Die Menschen blieben lieber zu Hause. Herbststürme waren nicht beliebt, sie kündigten immer die kalte Jahreszeit an. London wirkte wie leergefegt. Nur ein paar Unentwegte waren unterwegs.
Selbst die Straßenmädchen hatten sich in die warmen Bars zurückgezogen.
Dem Mann, der in dem kleinen R 4 hockte, war das Wetter egal.
Es freute ihn sogar, daß es stürmte, denn dann konnte er bei seinem Vorhaben nicht so leicht beobachtet werden. Was er tun wollte, war zwar nicht gerade ungesetzlich, aber es paßte auch nicht in das normale Leben.
London hatte er hinter sich gelassen. Er bewegte seinen Wagen durch die nördlichen Stadtrand-Viertel. Hier war noch weniger los.
Auf seiner Fahrt hatte er kaum eine Person auf der Straße gesehen, und auch keinen Hund, denn den jagte man bei diesem Wetter bekanntlich nicht nach draußen.
Er kam an eine Kreuzung und fuhr langsamer. Im Licht der Scheinwerfer glitzerten die ersten Regentropfen. Sie waren ungewöhnlich dick und klatschten hart gegen die Frontscheibe, wo sie von den Wischern sofort wieder weggefegt wurden.
Die Ampel zeigte auf Rot.
Der Mann stoppte.
Rechts ging es zu einer Hochhaussiedlung, wo Tausende von Menschen in grauen Betonblocks wohnten. Links führte der Weg in die Felder hinein, und geradeaus lag das Ziel des einsamen Fahrers.
Der Friedhof!
Der Mann beugte sich vor und starrte auf die Straße, wo der Wind mit dem Laub spielte. Dann schielte der Fahrer zum Himmel hoch, sein Blick traf die dicken Wolken und auch die schmale Sichel des Halbmondes, die hin und wieder hervorlugte, wenn ein paar Wolken zur Seite getrieben worden waren.
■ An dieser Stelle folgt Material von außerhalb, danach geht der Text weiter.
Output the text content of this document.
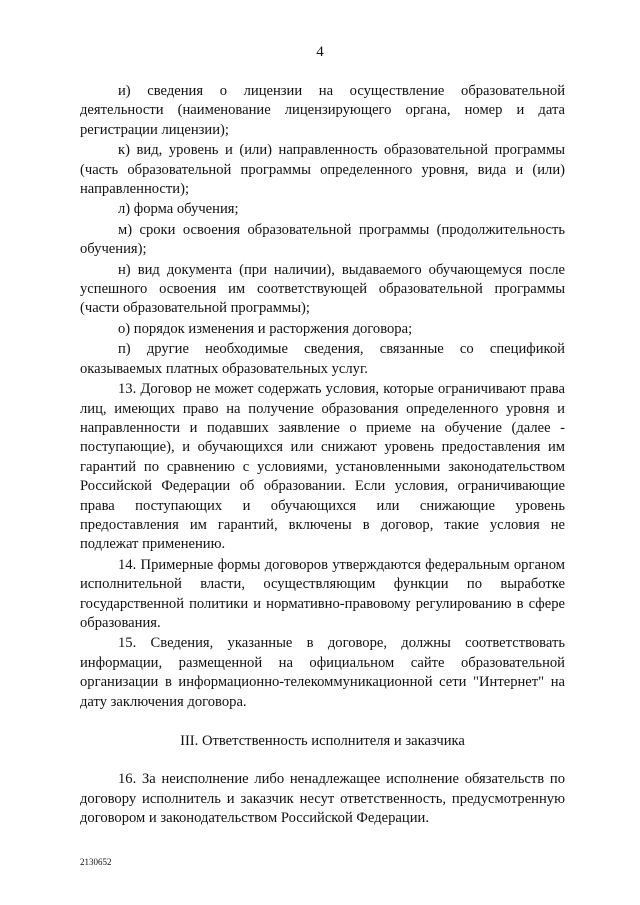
4

и) сведения о лицензии на осуществление образовательной деятельности (наименование лицензирующего органа, номер и дата регистрации лицензии);

к) вид, уровень и (или) направленность образовательной программы (часть образовательной программы определенного уровня, вида и (или) направленности);

л) форма обучения;

м) сроки освоения образовательной программы (продолжительность обучения);

н) вид документа (при наличии), выдаваемого обучающемуся после успешного освоения им соответствующей образовательной программы (части образовательной программы);

о) порядок изменения и расторжения договора;

п) другие необходимые сведения, связанные со спецификой оказываемых платных образовательных услуг.

13. Договор не может содержать условия, которые ограничивают права лиц, имеющих право на получение образования определенного уровня и направленности и подавших заявление о приеме на обучение (далее - поступающие), и обучающихся или снижают уровень предоставления им гарантий по сравнению с условиями, установленными законодательством Российской Федерации об образовании. Если условия, ограничивающие права поступающих и обучающихся или снижающие уровень предоставления им гарантий, включены в договор, такие условия не подлежат применению.

14. Примерные формы договоров утверждаются федеральным органом исполнительной власти, осуществляющим функции по выработке государственной политики и нормативно-правовому регулированию в сфере образования.

15. Сведения, указанные в договоре, должны соответствовать информации, размещенной на официальном сайте образовательной организации в информационно-телекоммуникационной сети "Интернет" на дату заключения договора.

III. Ответственность исполнителя и заказчика

16. За неисполнение либо ненадлежащее исполнение обязательств по договору исполнитель и заказчик несут ответственность, предусмотренную договором и законодательством Российской Федерации.

2130652
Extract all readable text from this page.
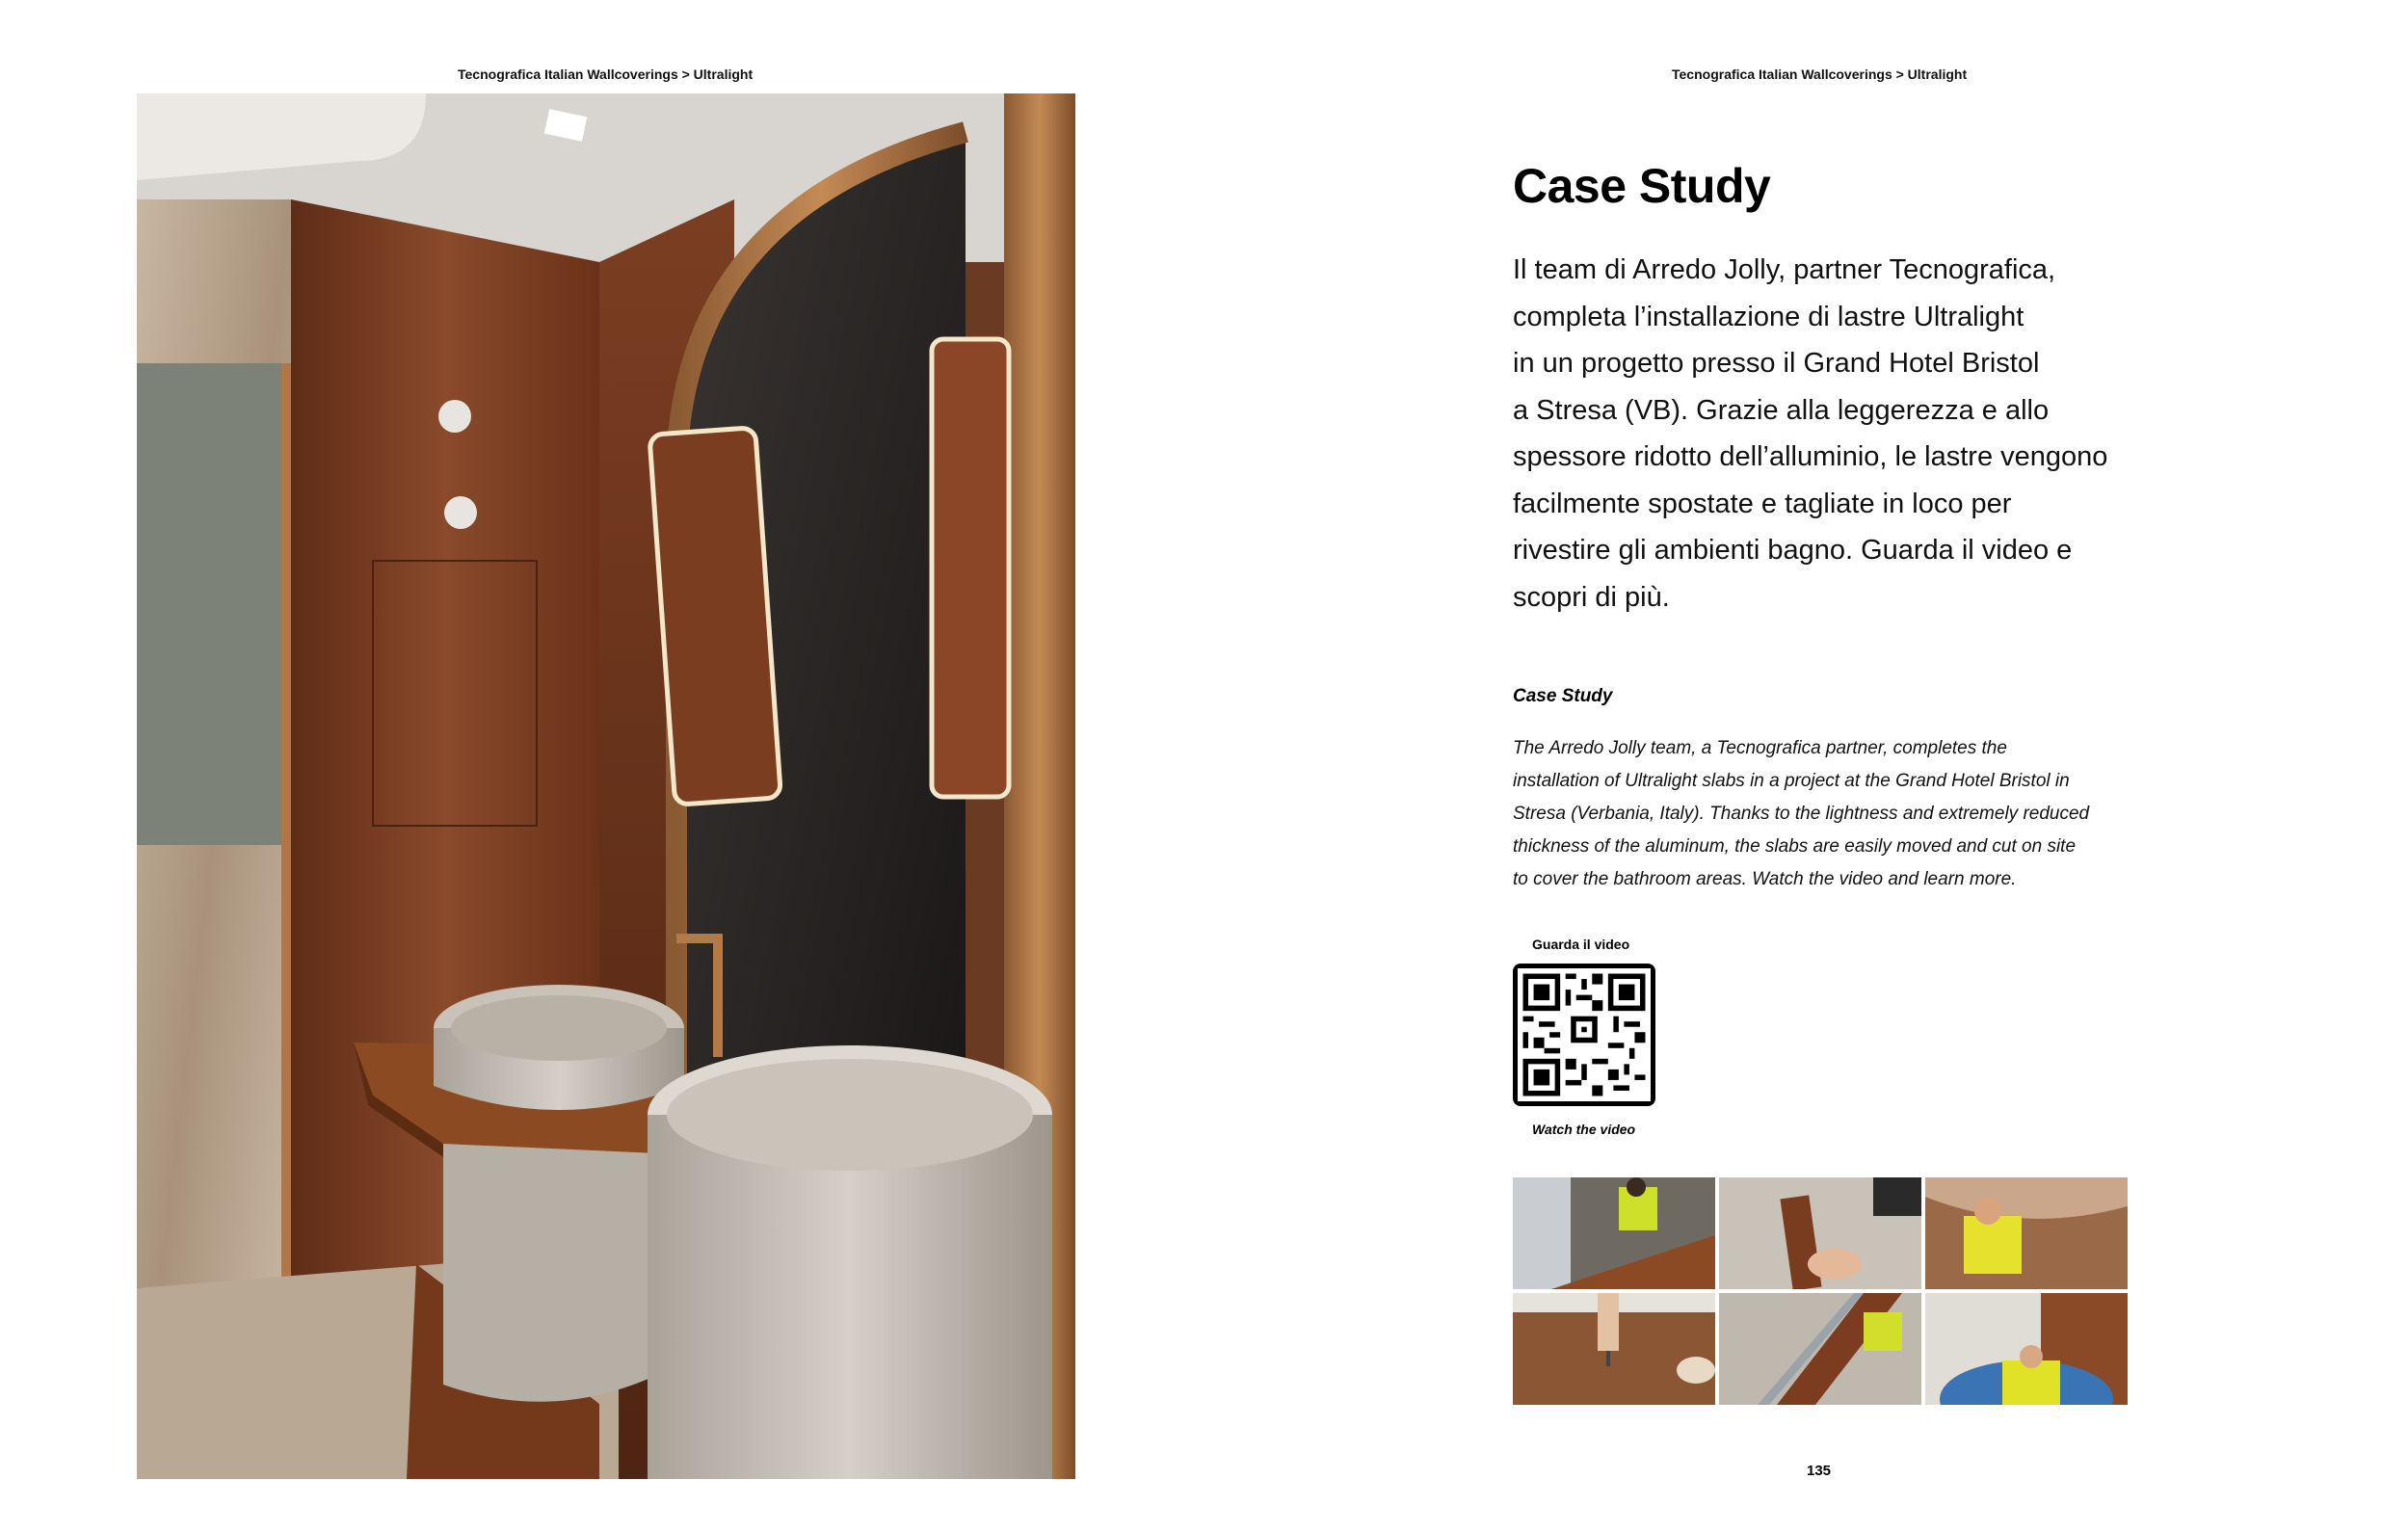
Tecnografica Italian Wallcoverings > Ultralight	Tecnografica Italian Wallcoverings > Ultralight
Case Study

Il team di Arredo Jolly, partner Tecnografica,
completa l’installazione di lastre Ultralight
in un progetto presso il Grand Hotel Bristol
a Stresa (VB). Grazie alla leggerezza e allo
spessore ridotto dell’alluminio, le lastre vengono
facilmente spostate e tagliate in loco per
rivestire gli ambienti bagno. Guarda il video e
scopri di più.

Case Study

The Arredo Jolly team, a Tecnografica partner, completes the
installation of Ultralight slabs in a project at the Grand Hotel Bristol in
Stresa (Verbania, Italy). Thanks to the lightness and extremely reduced
thickness of the aluminum, the slabs are easily moved and cut on site
to cover the bathroom areas. Watch the video and learn more.

Guarda il video
Watch the video
135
Cecil Turner hieß der einsame Autofahrer. Ein Durchschnittstyp, der bei einer Versicherung arbeitete und den ganzen Tag über Formulare ausfüllte. Sein Leben verlief normal. Es geschah nichts Besonderes. Hin und wieder gabelte sich der 30jährige Junggeselle ein Girl auf, schlief mit ihm und schickte es wieder weg. Heiraten wollte er nicht. Warum Diät leben, wenn man von der vollen Tafel schöpfen konnte?
Vor 14 Tagen änderte sich sein Leben schlagartig. Es begann mit dem Traum. Ihm träumte, er befände sich inmitten einer unheimlichen Landschaft, in der es keine Sonne, keinen Tag und keine Nacht gab. Nur ein gefährliches Halbdunkel, durch das er schritt. Er ging einem Ziel entgegen, von dem er nicht wußte, wo es eigentlich lag.
Übergangslos wachte er auf.
In der nächsten Nacht setzte sich der Traum dort fort, wo er zuvor aufgehört hatte.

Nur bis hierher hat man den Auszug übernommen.